An earlier post lays out nine reasons why a general counsel might undertake a competitive bid process to select a law firm (See my post of Oct. 10, 2008: nine justifications to compete work.). Opposing those advantages, a like number of disadvantages of competitions deserve notice. Here are the arguments against competitive bids that I have encountered in my years of consulting, in roughly the order of frequency they are voiced.
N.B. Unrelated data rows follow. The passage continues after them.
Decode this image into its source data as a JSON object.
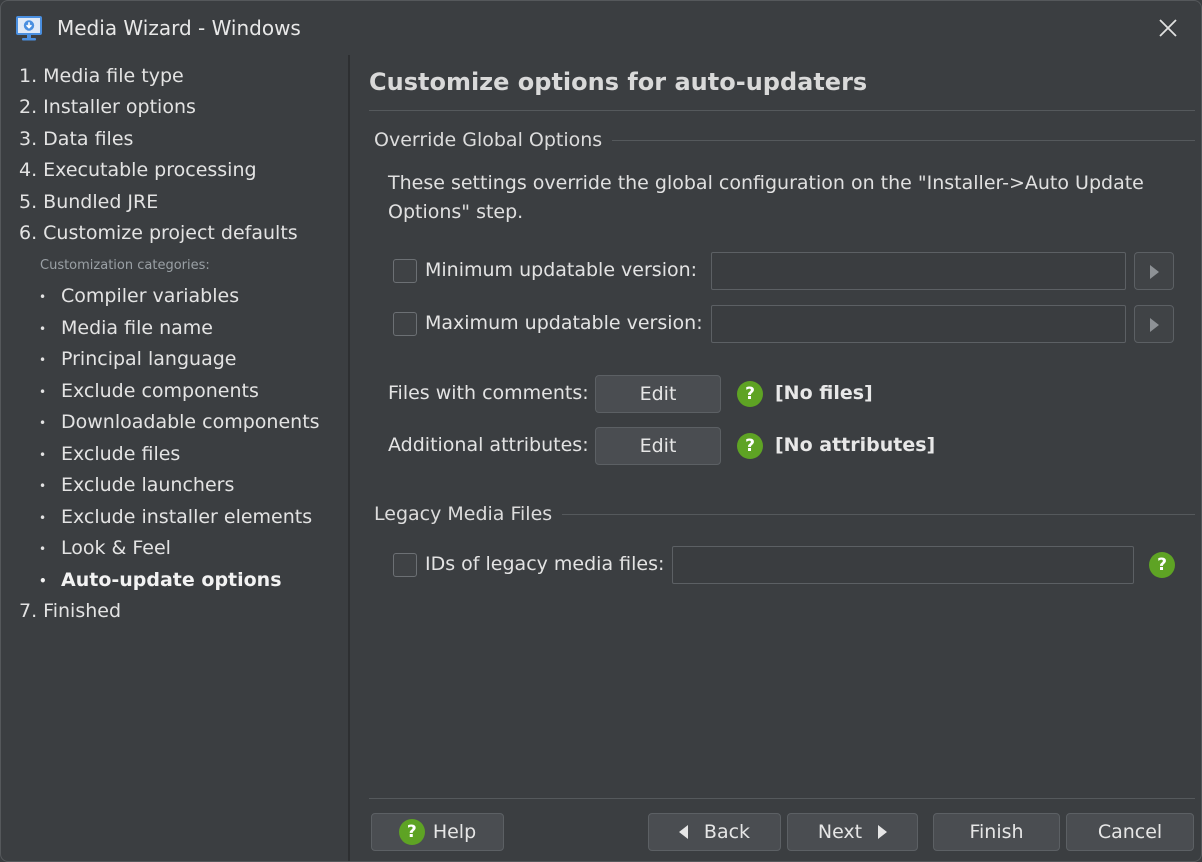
{
  "window": {
    "title": "Media Wizard - Windows"
  },
  "sidebar": {
    "steps": [
      {
        "label": "1. Media file type"
      },
      {
        "label": "2. Installer options"
      },
      {
        "label": "3. Data files"
      },
      {
        "label": "4. Executable processing"
      },
      {
        "label": "5. Bundled JRE"
      },
      {
        "label": "6. Customize project defaults"
      }
    ],
    "categories_label": "Customization categories:",
    "bullet": "•",
    "sub_items": [
      {
        "label": "Compiler variables"
      },
      {
        "label": "Media file name"
      },
      {
        "label": "Principal language"
      },
      {
        "label": "Exclude components"
      },
      {
        "label": "Downloadable components"
      },
      {
        "label": "Exclude files"
      },
      {
        "label": "Exclude launchers"
      },
      {
        "label": "Exclude installer elements"
      },
      {
        "label": "Look & Feel"
      },
      {
        "label": "Auto-update options",
        "active": true
      }
    ],
    "final_step": "7. Finished"
  },
  "main": {
    "heading": "Customize options for auto-updaters",
    "override_section": "Override Global Options",
    "description": "These settings override the global configuration on the \"Installer->Auto Update Options\" step.",
    "min_version_label": "Minimum updatable version:",
    "min_version_value": "",
    "max_version_label": "Maximum updatable version:",
    "max_version_value": "",
    "files_comments_label": "Files with comments:",
    "files_comments_value": "[No files]",
    "additional_attrs_label": "Additional attributes:",
    "additional_attrs_value": "[No attributes]",
    "edit_label": "Edit",
    "help_glyph": "?",
    "legacy_section": "Legacy Media Files",
    "legacy_ids_label": "IDs of legacy media files:",
    "legacy_ids_value": ""
  },
  "footer": {
    "help": "Help",
    "back": "Back",
    "next": "Next",
    "finish": "Finish",
    "cancel": "Cancel"
  },
  "colors": {
    "accent_help": "#5ea324",
    "icon_blue": "#4a8fe0"
  }
}
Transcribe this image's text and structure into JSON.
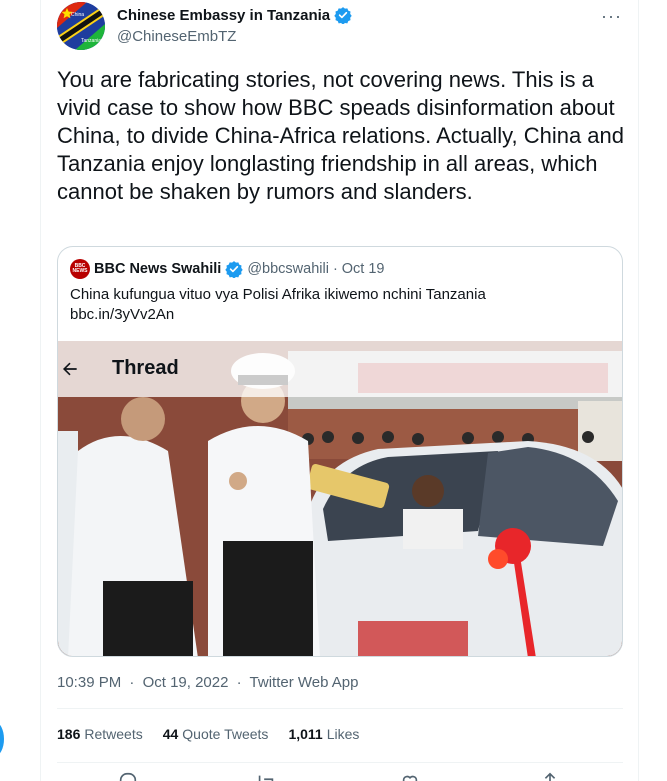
{
  "author": {
    "name": "Chinese Embassy in Tanzania",
    "handle": "@ChineseEmbTZ",
    "avatar_text_top": "China",
    "avatar_text_bottom": "Tanzania"
  },
  "more_label": "···",
  "tweet_text": "You are fabricating stories, not covering news. This is a vivid case to show how BBC speads disinformation about China, to divide China-Africa relations. Actually, China and Tanzania enjoy longlasting friendship in all areas, which cannot be shaken by rumors and slanders.",
  "quote": {
    "logo_line1": "BBC",
    "logo_line2": "NEWS",
    "name": "BBC News Swahili",
    "handle": "@bbcswahili",
    "dot": "·",
    "date": "Oct 19",
    "text": "China kufungua vituo vya Polisi Afrika ikiwemo nchini Tanzania",
    "link": "bbc.in/3yVv2An",
    "media_header_title": "Thread"
  },
  "meta": {
    "time": "10:39 PM",
    "sep1": "·",
    "date": "Oct 19, 2022",
    "sep2": "·",
    "source": "Twitter Web App"
  },
  "stats": [
    {
      "count": "186",
      "label": "Retweets"
    },
    {
      "count": "44",
      "label": "Quote Tweets"
    },
    {
      "count": "1,011",
      "label": "Likes"
    }
  ],
  "colors": {
    "verified": "#1d9bf0",
    "text": "#0f1419",
    "secondary": "#536471",
    "border": "#cfd9de",
    "bbc_red": "#b80000"
  },
  "icons": [
    "verified-badge-icon",
    "more-icon",
    "back-arrow-icon",
    "reply-icon",
    "retweet-icon",
    "like-icon",
    "share-icon"
  ]
}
(1) It’s a meaningless exercise because “we already know who we will pick” (See my post of Sept. 3, 2006: sham competitions; Oct. 29, 2006: unfounded suspicions by firms of wired selections; and Feb. 15, 2006: the incumbent’s advantage.);
(2) Competitions done well soak up too much time, and money, and attention;
(3) Alienates loyal firms who have served you for years and earned what they view as a partnering relationship – and for little or no gain;
(4) Other methods to reduce outside counsel costs will better achieve our goals;
(5) The process unduly emphasizes cost and metrics over quality and subjective feel;
(6) It upsets inside lawyers who have wielded the shovel side by side for years with external lawyers who have become trusted advisors and friends;
(7) You can’t really judge firms until you use them and you need to try them on small matters first, not a whole chunk of work at a time;
(8) The arrangement may not meet expectations on either side;
(9) It’s hard to deliver bad news to good people (See my post of Jan. 27, 2008: how to tell a firm that it was not chosen.); and
(10) Takes confidence to pull the plug and leap in with a new firm and change accustomed habits (no one actually says this out loud).